I finally got around to browsing the Dr. Oz diet book the other day. It is long-winded and speaks almost exclusively to women. I even looked up “Testosterone” and “Low Testosterone” in the index. (As stated above there is supposed to be some correlation between low T and weight gain.) No reference to Low T and only a few references to Testosterone, but exclusively on how it relates to women. I brought the book back to Gabriel, making sure to conceal the title on my walk to his shop to prevent any cracks like “It’s not working!” from any smartasses on the street who thinks a fat guy holding a book that says “Diet” on it is fair game. When I placed the book on the counter and said in so many words thanks but no thanks, it’s more of a diet book for women he understood. I then turned to the Triumph and asked why the iconic bike was in his shop window. He told me he is a collector of motorcycles. He has a couple Hondas one or two other bikes that I can’t recall and a Ducati. A Duck? Damn it: “the Ferrari of motorcycles.” He told me placing the Triumph in the window is for business purposes. He also added, “while the Triumph depreciates in bluebook value it increases in collector’s value because it’s a Triumph.” I wanted to scream, “Yeah, but it’s in the fucking window of a supplements store! Deface one of your lousy Hondas and put it up there among the tablets of fish oil, chromium, and Omega-3 Fatty Acid, but not your Tramp”! He continued that placing a motorcycle in the window is a tax write-off. “Macy’s and the other big department stores have been doing this for years and saving money.” Okay, so you’re a shrewd businessman, but Macy’s isn’t placing Triumphs or Ducati’s for that matter in their windows. (Well okay, I haven’t been to every department store in the U.S. Maybe some stores do, but they are faceless, impersonal corporations. You are a cyclist, man! Act like one!) He, apparently, doesn’t think of the bike the way that I do.

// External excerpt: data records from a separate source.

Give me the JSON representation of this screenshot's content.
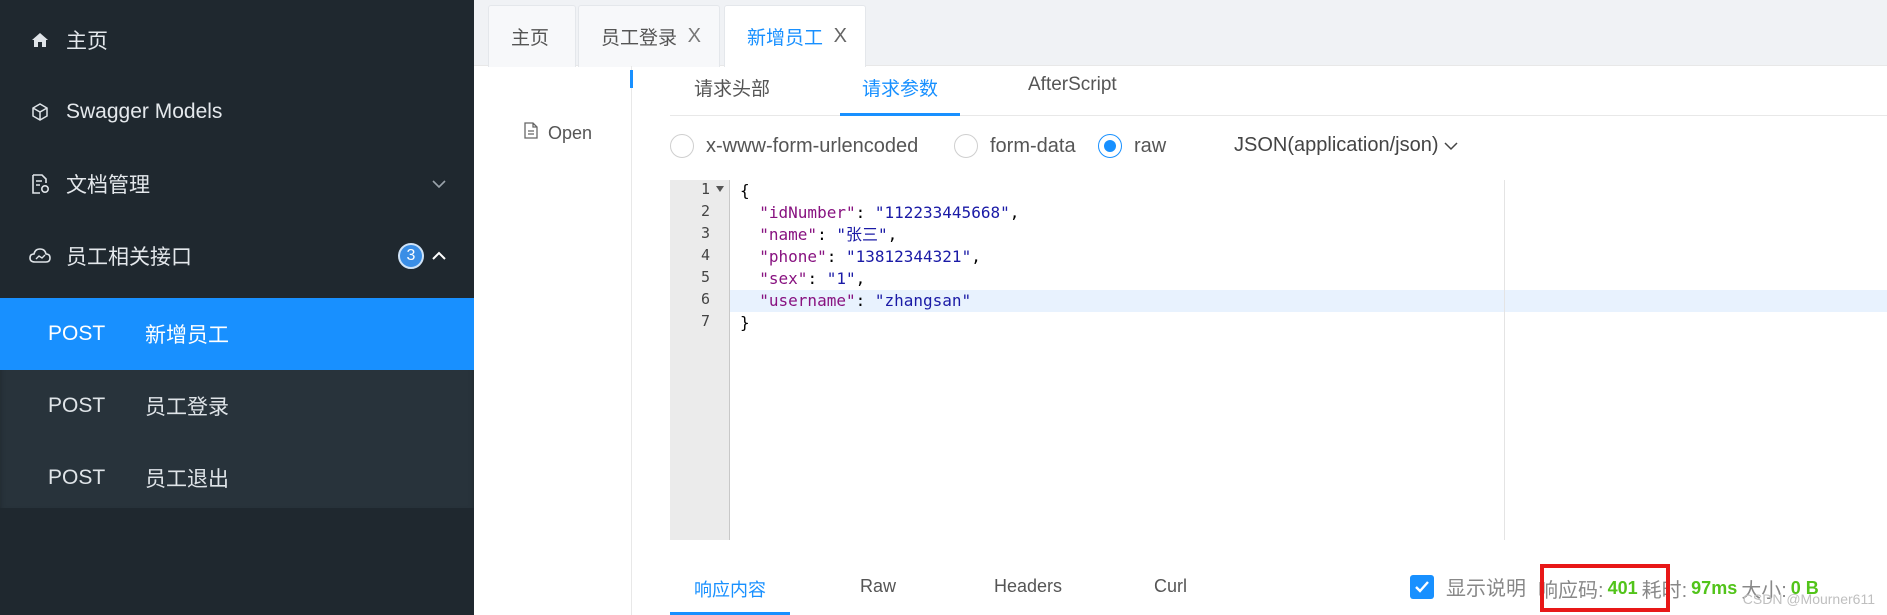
{
  "sidebar": {
    "items": [
      {
        "label": "主页",
        "icon": "home-icon"
      },
      {
        "label": "Swagger Models",
        "icon": "cube-icon"
      },
      {
        "label": "文档管理",
        "icon": "document-settings-icon"
      },
      {
        "label": "员工相关接口",
        "icon": "cloud-icon",
        "badge": "3"
      }
    ],
    "endpoints": [
      {
        "method": "POST",
        "name": "新增员工",
        "active": true
      },
      {
        "method": "POST",
        "name": "员工登录",
        "active": false
      },
      {
        "method": "POST",
        "name": "员工退出",
        "active": false
      }
    ]
  },
  "tabs": [
    {
      "label": "主页",
      "closable": false
    },
    {
      "label": "员工登录",
      "closable": true
    },
    {
      "label": "新增员工",
      "closable": true,
      "active": true
    }
  ],
  "close_glyph": "X",
  "left_pane": {
    "open_label": "Open"
  },
  "request": {
    "subtabs": [
      "请求头部",
      "请求参数",
      "AfterScript"
    ],
    "active_subtab": "请求参数",
    "body_types": [
      "x-www-form-urlencoded",
      "form-data",
      "raw"
    ],
    "selected_body_type": "raw",
    "content_type": "JSON(application/json)"
  },
  "editor": {
    "line_numbers": [
      "1",
      "2",
      "3",
      "4",
      "5",
      "6",
      "7"
    ],
    "lines": {
      "l1": "{",
      "l2_key": "\"idNumber\"",
      "l2_val": "\"112233445668\"",
      "l3_key": "\"name\"",
      "l3_val": "\"张三\"",
      "l4_key": "\"phone\"",
      "l4_val": "\"13812344321\"",
      "l5_key": "\"sex\"",
      "l5_val": "\"1\"",
      "l6_key": "\"username\"",
      "l6_val": "\"zhangsan\"",
      "l7": "}"
    }
  },
  "response": {
    "tabs": [
      "响应内容",
      "Raw",
      "Headers",
      "Curl"
    ],
    "show_desc_label": "显示说明",
    "status_label": "响应码:",
    "status_code": "401",
    "time_label": "耗时:",
    "time_value": "97ms",
    "size_label": "大小:",
    "size_value": "0 B"
  },
  "watermark": "CSDN @Mourner611",
  "colors": {
    "accent": "#1890ff",
    "sidebar_bg": "#1f282f",
    "success": "#52c41a",
    "highlight_box": "#e81818"
  }
}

We continued to chat about motorcycles then he wanted to talk about our neighborhood and local real estate prices, how he recently set up a trust fund, and how trust funds are better than wills. He’s talking about death and I’m stealing glances at the gun barrel grey Triumph Bonneville T1200. He says he sees me walking my dog from time to time. “She’s slowing down now, isn’t she.” “Yes, my dog is a senior citizen, just like me,” I reply sadly. One day he might quit the elderly talk and I’ll see him riding a wheelie down our street on that Ducati of his. Or better yet, after freeing his Big Twin from its Protein Shake Purgatory, I’ll see him ride by my house (sands the advertising on the tank and battery covers) when I’m watering my lawn in my old-man shorts. Just a passing glance. Pull in the clutch and let’s hear that throaty rev! Yeah, that’s the Elixir of Life!